Sir Stephen Harold Spender (1909-1995), who was knighted in 1983, was born in London and educated at the University College School in London and at Oxford University. His early poetry was inspired by social protest, but critics preferred his later introspective, autobiographical poems. He cofounded and coedited (1939-41) Horizon, a literary monthly, and Encounter magazine (1953-66).
Dickey (1923-1997), born in Atlanta, was a high school football star. He flew combat missions in the Pacific during World War II. After the war, he graduated from Vanderbilt University and studied further at Rice University.
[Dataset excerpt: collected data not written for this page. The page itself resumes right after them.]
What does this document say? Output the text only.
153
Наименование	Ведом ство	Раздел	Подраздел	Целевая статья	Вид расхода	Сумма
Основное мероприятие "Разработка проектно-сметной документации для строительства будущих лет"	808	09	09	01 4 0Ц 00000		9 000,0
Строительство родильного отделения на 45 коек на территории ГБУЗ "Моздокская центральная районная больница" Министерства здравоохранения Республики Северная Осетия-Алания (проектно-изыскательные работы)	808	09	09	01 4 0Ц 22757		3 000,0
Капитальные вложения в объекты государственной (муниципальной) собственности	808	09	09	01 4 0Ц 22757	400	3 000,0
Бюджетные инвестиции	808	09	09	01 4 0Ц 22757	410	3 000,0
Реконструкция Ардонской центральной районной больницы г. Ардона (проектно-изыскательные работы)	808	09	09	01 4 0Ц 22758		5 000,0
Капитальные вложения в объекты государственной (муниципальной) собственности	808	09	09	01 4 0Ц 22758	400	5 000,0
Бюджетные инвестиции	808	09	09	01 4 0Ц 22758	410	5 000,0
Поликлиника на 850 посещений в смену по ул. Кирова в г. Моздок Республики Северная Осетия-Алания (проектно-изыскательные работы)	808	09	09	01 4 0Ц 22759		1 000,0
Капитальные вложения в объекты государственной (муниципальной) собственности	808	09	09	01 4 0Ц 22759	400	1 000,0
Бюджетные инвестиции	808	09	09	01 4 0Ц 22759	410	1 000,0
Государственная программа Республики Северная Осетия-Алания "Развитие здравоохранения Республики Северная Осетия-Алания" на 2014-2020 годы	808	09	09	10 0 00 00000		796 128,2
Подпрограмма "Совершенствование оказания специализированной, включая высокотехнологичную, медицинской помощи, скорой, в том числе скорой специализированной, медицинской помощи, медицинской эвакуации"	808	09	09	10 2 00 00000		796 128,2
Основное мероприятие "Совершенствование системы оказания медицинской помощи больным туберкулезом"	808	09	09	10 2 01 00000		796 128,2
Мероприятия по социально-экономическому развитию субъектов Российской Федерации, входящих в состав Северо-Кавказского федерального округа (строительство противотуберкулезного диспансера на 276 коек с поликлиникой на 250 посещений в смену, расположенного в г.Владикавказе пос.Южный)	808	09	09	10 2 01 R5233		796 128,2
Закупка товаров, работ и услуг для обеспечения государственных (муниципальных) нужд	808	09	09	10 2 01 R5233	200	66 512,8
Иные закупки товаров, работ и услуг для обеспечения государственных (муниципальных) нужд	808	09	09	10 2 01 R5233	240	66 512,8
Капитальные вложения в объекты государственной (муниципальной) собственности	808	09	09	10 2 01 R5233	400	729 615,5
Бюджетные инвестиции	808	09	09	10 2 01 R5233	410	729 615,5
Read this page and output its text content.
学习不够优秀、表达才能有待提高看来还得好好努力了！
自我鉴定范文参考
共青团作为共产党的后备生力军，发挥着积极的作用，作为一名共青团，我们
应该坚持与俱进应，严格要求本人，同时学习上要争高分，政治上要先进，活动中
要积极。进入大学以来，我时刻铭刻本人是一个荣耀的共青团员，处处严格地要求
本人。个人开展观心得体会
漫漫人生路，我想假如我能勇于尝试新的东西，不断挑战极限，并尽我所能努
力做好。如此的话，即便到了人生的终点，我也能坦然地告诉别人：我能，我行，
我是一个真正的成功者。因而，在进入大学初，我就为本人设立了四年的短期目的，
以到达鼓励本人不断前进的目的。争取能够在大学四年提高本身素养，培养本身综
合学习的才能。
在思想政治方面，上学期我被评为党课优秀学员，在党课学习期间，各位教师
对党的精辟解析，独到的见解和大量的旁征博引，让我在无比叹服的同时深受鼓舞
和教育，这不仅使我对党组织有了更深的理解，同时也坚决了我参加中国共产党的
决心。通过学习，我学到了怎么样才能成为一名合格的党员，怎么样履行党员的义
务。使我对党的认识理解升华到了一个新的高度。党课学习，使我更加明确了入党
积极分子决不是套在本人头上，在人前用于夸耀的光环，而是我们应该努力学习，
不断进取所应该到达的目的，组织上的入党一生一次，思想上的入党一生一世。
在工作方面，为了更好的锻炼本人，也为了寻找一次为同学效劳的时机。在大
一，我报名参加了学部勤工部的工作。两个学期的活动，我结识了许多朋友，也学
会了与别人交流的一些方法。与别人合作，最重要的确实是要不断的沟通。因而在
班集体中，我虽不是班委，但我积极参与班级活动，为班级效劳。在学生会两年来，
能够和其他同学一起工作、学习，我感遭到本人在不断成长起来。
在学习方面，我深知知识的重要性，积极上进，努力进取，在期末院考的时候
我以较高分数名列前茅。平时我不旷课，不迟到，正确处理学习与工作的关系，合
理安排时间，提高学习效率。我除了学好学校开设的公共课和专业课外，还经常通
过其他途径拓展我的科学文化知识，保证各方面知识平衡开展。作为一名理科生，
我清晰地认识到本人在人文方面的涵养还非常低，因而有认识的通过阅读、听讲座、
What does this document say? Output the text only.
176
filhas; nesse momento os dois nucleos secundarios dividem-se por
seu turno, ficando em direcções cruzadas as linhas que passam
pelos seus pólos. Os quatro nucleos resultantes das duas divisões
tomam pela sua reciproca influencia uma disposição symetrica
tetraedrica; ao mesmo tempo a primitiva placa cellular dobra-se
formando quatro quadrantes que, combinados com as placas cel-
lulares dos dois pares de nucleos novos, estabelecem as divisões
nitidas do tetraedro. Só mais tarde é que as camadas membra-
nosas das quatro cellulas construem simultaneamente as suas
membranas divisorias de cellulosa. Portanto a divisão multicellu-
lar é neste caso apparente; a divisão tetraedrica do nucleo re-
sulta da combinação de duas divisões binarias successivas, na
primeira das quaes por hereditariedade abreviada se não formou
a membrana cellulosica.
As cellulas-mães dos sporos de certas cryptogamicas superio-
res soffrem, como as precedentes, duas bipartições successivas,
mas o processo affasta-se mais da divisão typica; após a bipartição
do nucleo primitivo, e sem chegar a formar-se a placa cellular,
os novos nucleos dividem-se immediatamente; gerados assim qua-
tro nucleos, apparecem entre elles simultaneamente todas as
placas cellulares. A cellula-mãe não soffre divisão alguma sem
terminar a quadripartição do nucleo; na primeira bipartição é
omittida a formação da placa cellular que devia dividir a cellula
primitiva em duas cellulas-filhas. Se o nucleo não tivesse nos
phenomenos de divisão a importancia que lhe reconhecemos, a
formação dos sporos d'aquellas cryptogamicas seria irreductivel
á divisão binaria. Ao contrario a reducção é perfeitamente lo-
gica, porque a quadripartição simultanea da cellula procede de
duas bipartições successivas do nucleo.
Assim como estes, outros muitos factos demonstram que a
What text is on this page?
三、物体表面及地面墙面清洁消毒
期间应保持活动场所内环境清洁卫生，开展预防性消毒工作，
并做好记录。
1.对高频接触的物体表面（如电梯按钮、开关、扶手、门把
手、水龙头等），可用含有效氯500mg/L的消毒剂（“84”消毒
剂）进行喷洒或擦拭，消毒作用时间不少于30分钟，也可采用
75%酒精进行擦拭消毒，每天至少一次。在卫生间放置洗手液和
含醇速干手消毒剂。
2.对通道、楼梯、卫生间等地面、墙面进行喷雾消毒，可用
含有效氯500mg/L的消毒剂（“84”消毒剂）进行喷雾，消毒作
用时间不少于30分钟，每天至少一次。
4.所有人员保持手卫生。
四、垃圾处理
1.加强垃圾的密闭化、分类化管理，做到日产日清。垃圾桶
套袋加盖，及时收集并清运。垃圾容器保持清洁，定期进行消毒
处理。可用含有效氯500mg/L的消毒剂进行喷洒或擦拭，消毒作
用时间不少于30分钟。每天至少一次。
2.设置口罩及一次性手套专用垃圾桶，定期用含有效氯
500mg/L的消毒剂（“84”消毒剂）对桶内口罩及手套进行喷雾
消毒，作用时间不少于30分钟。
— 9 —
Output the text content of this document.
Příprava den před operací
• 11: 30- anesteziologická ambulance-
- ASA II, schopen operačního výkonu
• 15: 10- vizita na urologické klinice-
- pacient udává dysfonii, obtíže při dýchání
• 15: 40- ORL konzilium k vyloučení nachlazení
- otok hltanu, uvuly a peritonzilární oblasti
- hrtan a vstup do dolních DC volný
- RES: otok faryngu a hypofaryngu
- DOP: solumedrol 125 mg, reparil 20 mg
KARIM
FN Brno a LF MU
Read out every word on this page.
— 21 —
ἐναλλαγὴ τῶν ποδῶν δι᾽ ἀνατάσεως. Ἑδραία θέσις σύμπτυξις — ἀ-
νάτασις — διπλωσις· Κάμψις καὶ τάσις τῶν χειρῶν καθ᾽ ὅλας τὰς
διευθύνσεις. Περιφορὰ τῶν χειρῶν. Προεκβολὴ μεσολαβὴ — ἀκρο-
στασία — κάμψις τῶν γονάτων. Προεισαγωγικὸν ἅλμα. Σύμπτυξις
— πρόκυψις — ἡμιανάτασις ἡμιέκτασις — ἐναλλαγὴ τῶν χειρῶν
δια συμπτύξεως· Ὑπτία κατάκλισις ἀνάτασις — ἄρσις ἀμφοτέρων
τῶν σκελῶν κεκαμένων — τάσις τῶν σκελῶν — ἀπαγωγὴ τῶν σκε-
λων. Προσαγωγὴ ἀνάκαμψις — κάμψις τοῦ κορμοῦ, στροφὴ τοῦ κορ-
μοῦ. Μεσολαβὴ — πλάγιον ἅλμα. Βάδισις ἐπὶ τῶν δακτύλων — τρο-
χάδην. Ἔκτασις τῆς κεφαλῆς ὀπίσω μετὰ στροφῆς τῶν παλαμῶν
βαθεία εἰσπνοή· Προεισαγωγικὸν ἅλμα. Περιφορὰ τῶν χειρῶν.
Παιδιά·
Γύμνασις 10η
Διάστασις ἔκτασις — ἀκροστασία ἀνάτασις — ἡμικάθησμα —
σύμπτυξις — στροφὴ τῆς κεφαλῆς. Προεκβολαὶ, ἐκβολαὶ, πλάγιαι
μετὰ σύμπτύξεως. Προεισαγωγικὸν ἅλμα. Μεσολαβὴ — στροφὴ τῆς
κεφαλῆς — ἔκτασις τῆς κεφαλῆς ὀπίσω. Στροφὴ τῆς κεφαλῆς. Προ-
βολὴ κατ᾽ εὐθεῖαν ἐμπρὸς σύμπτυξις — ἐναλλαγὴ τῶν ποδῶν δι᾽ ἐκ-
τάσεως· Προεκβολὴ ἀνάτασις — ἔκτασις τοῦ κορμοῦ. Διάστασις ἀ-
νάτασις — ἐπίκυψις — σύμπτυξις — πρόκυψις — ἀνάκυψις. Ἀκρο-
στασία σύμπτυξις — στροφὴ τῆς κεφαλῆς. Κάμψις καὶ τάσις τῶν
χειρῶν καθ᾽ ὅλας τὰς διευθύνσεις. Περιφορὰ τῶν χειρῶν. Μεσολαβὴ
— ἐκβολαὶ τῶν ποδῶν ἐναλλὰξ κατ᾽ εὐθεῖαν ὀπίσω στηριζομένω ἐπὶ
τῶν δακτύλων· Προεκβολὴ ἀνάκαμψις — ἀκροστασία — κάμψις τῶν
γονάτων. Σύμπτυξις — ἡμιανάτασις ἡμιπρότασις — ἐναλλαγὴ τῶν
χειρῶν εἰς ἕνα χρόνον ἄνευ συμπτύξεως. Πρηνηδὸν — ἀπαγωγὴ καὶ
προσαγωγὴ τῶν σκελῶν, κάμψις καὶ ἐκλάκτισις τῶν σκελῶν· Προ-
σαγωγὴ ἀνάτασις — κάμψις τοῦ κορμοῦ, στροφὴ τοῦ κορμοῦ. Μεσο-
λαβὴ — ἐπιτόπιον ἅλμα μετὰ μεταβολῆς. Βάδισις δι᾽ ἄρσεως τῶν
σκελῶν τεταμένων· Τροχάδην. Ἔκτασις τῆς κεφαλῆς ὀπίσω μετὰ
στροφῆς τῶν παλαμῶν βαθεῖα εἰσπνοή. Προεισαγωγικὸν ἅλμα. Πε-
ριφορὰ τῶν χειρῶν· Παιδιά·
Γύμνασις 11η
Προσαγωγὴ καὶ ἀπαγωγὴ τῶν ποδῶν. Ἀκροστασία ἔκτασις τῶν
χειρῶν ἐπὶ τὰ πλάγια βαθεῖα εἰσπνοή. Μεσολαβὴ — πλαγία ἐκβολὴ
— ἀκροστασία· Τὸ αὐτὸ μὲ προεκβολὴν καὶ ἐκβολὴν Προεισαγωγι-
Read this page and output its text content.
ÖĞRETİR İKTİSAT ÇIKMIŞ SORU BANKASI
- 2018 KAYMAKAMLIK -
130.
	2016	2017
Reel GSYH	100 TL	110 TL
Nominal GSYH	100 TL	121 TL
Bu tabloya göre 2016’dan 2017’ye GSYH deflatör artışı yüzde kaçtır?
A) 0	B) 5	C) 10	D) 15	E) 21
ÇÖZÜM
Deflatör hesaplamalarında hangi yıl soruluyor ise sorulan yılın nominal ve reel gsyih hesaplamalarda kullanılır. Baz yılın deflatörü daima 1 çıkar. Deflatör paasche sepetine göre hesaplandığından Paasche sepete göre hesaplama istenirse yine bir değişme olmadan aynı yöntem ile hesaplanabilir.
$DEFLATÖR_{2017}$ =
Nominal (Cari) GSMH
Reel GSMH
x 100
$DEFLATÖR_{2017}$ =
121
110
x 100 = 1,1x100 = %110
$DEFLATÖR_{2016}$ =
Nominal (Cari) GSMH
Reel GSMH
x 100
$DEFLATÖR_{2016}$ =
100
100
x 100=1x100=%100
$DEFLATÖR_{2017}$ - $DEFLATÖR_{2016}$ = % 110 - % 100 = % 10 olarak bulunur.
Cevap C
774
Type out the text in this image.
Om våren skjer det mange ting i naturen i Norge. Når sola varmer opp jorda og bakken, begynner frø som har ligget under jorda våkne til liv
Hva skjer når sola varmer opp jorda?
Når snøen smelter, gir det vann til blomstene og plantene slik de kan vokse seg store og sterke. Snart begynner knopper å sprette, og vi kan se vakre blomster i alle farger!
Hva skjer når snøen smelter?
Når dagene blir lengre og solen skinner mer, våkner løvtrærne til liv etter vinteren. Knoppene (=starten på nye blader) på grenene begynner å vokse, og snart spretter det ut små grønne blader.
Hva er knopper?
His two most famous volumes of verse are “Helmets” (1964) and “Buckdancer’s Choice” (1965), which won the 1966 National Book Award. In 1970, he wrote the best-selling novel “Deliverance,” which was made into a major motion picture.
William Jay Smith
Smith (1918- ) was born in Louisiana but grew up in St. Louis, Missouri. He earned a bachelor’s and a master’s from Washington University in St. Louis. Besides his 10 collections of poetry, Smith wrote criticism, translations and children’s literature. He is particularly noted for his translations of French, Hungarian, Dutch and Brazilian poetry. Smith taught at Williams College, Columbia University and Hollins College. His most recent work is “The World Beneath the Window: Poems 1937-1997.”
Stafford (1914-1993), born in Hutchison, Kansas, received a bachelor’s and a master’s from the University of Kansas at Lawrence and, in 1954, a Ph.D. from the University of Iowa. Ordinary life was the subject of much of his poetry. He published more than 65 volumes of poetry and prose, and won many awards and honors, including a Shelley Memorial Award and a Guggenheim Fellowship. He won the National Book Award in 1963 for “Traveling Through the Dark.” Stafford taught at Lewis and Clark College in Oregon from 1948 to 1980.